My love for anatomy has had a profound effect on my art. I find the human body to be so incredibly beautiful, due to its intricate design and complexity. During my senior year of high school, I had to create an exhibition comprised of 8-11 works for IB High Level Visual Art, and I chose to center my works around anatomy. Another piece of mine, Magnetic Resonance Imaging, is also published in this edition of Scribendi and belongs to my exhibition collection.
How does it feel having two of your works being accepted this year and one being awarded Editor’s Choice Award winner?
Absolutely amazing. Art is so personal; while I can study for an exam and be excited about an A, being recognized for my art takes on a whole new level of excitement. Most artists will tell you that there is a piece of them in every work of art they create, and knowing that someone else enjoys that artwork is just a really exhilarating feeling.
How did you hear about Scribendi?
I am a part of the Honors Program at the University of Florida and they keep us updated on all sorts of opportunities, Scribendi happened to be one that caught my eye and I decided to give it a shot.
What convinced you to submit to Scribendi and what words of wisdom could you offer to potential submitters?
It can never hurt to try.
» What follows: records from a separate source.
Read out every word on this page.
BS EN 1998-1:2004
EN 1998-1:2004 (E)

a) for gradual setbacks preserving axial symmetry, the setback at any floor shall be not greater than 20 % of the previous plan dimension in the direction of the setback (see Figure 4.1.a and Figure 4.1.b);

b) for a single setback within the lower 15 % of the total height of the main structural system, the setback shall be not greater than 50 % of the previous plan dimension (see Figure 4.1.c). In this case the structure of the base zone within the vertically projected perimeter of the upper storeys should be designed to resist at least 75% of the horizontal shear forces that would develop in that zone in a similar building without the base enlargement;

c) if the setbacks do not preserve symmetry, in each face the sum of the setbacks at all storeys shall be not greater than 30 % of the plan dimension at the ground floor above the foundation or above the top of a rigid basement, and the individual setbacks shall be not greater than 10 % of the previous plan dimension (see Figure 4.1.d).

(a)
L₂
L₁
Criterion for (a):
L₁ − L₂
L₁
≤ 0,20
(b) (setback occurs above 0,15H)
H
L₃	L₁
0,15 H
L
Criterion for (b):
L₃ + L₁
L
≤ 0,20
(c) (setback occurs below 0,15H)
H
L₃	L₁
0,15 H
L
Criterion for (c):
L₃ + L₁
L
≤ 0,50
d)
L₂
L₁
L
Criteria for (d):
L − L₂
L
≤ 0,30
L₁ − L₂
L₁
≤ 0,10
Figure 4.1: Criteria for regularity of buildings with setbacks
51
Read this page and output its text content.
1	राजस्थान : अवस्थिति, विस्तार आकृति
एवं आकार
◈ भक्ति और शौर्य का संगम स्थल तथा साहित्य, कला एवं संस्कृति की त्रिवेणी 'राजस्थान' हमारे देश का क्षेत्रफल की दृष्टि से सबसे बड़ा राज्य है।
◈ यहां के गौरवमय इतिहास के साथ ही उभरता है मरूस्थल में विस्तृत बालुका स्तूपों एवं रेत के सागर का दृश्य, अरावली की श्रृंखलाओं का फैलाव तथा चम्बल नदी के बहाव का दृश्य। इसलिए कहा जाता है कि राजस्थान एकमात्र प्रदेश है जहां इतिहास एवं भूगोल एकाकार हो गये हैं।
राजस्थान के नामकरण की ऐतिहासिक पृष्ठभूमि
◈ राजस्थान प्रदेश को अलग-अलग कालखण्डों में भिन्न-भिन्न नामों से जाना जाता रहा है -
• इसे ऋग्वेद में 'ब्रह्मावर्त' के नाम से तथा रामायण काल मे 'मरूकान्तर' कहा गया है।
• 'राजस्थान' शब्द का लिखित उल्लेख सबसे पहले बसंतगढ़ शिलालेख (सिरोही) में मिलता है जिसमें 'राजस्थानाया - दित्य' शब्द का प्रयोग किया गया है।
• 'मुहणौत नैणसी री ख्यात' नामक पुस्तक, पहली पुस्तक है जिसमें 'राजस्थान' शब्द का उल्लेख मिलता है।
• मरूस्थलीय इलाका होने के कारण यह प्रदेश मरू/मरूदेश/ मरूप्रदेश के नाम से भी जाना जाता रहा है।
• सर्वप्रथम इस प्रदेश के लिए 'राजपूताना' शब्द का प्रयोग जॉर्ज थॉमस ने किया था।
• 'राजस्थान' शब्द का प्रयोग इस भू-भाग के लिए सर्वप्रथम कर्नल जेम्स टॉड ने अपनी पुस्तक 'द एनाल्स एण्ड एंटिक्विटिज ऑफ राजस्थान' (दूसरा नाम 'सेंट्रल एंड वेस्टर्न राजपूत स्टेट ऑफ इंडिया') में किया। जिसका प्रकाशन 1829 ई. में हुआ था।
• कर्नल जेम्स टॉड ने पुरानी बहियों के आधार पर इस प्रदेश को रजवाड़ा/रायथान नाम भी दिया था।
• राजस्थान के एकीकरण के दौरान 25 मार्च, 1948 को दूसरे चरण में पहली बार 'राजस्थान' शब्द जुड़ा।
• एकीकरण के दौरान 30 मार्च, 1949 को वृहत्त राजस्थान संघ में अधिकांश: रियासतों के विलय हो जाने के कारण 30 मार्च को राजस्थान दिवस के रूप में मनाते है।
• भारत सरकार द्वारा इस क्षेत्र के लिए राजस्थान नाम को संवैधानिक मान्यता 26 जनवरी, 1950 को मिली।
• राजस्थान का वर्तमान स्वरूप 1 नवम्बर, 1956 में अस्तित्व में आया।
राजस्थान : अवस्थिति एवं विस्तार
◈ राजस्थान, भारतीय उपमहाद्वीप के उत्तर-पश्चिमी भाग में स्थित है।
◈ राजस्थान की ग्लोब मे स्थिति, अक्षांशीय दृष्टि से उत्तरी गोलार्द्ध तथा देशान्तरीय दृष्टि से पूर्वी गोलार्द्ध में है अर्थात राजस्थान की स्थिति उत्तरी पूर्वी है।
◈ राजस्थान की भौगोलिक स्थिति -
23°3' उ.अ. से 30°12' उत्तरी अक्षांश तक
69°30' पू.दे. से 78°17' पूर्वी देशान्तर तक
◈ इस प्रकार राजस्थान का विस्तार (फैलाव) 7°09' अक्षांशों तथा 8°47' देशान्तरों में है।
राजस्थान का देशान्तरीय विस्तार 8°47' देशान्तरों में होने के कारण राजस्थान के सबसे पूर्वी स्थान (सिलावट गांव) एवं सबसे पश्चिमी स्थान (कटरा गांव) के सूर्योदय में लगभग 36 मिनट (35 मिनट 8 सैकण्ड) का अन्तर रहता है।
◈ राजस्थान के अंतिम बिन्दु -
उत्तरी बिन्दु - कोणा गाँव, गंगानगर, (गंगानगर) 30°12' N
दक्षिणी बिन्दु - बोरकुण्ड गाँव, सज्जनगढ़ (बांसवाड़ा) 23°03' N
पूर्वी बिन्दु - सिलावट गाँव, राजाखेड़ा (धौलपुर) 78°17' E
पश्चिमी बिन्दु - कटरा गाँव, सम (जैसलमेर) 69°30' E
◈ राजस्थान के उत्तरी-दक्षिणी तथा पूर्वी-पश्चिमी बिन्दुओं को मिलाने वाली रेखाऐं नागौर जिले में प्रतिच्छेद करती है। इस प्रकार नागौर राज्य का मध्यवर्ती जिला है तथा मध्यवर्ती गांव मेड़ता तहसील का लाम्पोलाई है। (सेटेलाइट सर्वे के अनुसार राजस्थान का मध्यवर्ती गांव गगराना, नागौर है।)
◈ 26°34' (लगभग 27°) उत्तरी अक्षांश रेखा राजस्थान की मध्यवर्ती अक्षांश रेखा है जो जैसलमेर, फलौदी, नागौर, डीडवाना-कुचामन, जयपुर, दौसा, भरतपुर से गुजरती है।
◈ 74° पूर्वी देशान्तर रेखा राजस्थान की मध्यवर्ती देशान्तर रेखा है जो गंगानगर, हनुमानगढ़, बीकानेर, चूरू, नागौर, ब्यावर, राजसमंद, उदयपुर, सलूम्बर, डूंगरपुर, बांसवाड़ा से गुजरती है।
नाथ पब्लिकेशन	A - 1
My general philosophy on applying for different awards or programs is that you have a zero percent chance of receiving that award or getting into the program if you don’t try, so why wouldn’t you? The worst thing that could happen is that you aren’t published and you walk away knowing you gave it your best. In short, life is full of opportunity, and I would encourage anyone considering submitting their work to Scribendi to have the courage to give it a shot.